De gemeenteraad van de Duitse stad Dresden heeft de noodtoestand uitgeroepen – een ‘nazi-noodtoestand’, welteverstaan.
Dresden is de hoofdstad van de Oost-Duitse stad Saksen, waar het radicaal-rechtse Alternative für Deutschland de op-één-na grootste partij is. Ook is de neonazi-partij NPD traditioneel relatief sterk in Saksen.
In Saksen denken ze sowieso wat extremer dan in de rest van Duitsland. Zo vind 40 procent er dat er geen moslims bij mogen, terwijl dit percentage over heel Duitsland bezien 16 procent is.
Daarnaast staat Dresden zelf bekend om zijn vele skinheads die de lokale voetbalclub Dynamo Dresden steunen. Ook is het de ‘geboortestad’ van Pegida, dat in 2014 begon met demonstreren op deze plek.
Een meerderheid in de gemeenteraad is het zat en heeft een ‘nazi-noodtoestand’ uitgeroepen. De stad erkent nu officieel dat ‘anti-democratische, anti-pluralistische, misantropische en extreemrechtse houdingen en daden, waaronder geweld, steeds vaker voorkomen’.
‘Deze stad heeft een probleem met nazi’s’, stelt gemeenteraadslid Max Auschenbach, die de motie heeft voorgesteld.
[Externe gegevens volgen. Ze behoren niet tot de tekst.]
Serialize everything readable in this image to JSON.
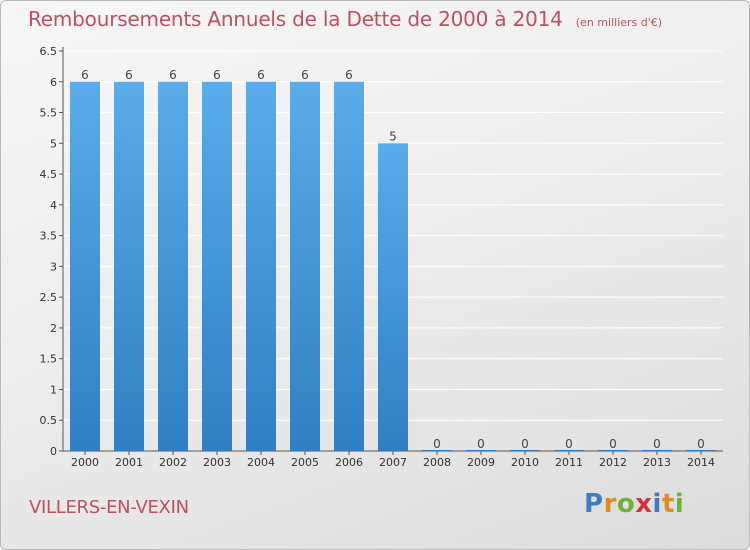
{
  "header": {
    "title": "Remboursements Annuels de la Dette de 2000 à 2014",
    "subtitle": "(en milliers d'€)"
  },
  "footer": {
    "commune": "VILLERS-EN-VEXIN",
    "logo_letters": [
      {
        "ch": "P",
        "color": "#3a7fc4"
      },
      {
        "ch": "r",
        "color": "#e8891c"
      },
      {
        "ch": "o",
        "color": "#6bb33a"
      },
      {
        "ch": "x",
        "color": "#d8333a"
      },
      {
        "ch": "i",
        "color": "#3a7fc4"
      },
      {
        "ch": "t",
        "color": "#e8891c"
      },
      {
        "ch": "i",
        "color": "#6bb33a"
      }
    ]
  },
  "chart_data": {
    "type": "bar",
    "title": "Remboursements Annuels de la Dette de 2000 à 2014",
    "categories": [
      "2000",
      "2001",
      "2002",
      "2003",
      "2004",
      "2005",
      "2006",
      "2007",
      "2008",
      "2009",
      "2010",
      "2011",
      "2012",
      "2013",
      "2014"
    ],
    "values": [
      6,
      6,
      6,
      6,
      6,
      6,
      6,
      5,
      0,
      0,
      0,
      0,
      0,
      0,
      0
    ],
    "data_labels": [
      "6",
      "6",
      "6",
      "6",
      "6",
      "6",
      "6",
      "5",
      "0",
      "0",
      "0",
      "0",
      "0",
      "0",
      "0"
    ],
    "y_ticks": [
      "0",
      "0.5",
      "1",
      "1.5",
      "2",
      "2.5",
      "3",
      "3.5",
      "4",
      "4.5",
      "5",
      "5.5",
      "6",
      "6.5"
    ],
    "ylim": [
      0,
      6.5
    ],
    "grid": true,
    "bar_color_top": "#5aacea",
    "bar_color_bottom": "#2f7fc2",
    "grid_color": "#ffffff"
  }
}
Hij geeft toe dat zijn motie een symbolische waarde heeft, maar wil minderheden en slachtoffers van extreemrechts geweld een hart onder de riem steken. ‘De politiek’ moet volgens hem ‘eindelijk eens zeggen ‘Nee, dat is onacceptabel’’.
Niet iedereen steunt Auschenbach. Het christendemocratische CDU, de grootste partij in Dresden, heeft tegen het voorstel gestemd. Het CDU noemt de motie een stunt en ‘bedoeld om te provoceren’.
De christendemocraten beargumenteren dat de noodtoestand alleen mag worden uitgeroepen bij urgente situaties die de bevolking bedreigen – en dat zou in het geval van extreemrechts in Dresden wel meevallen.
De actie van de gemeenteraad in Dresden valt in een tijd waarin Duitsland kampt met een groeiend probleem dat extreemrechts geweld heet. 12.000 Duitsers zijn potentieel gewelddadig, aldus Horst Seehofer, de minister van Binnenlandse Zaken. Ook zegt de Duitse politie nu 43 rechtsextremisten ‘op de radar’ te hebben die zo gevaarlijk zijn dat ze plannen voor een aanslag hebben.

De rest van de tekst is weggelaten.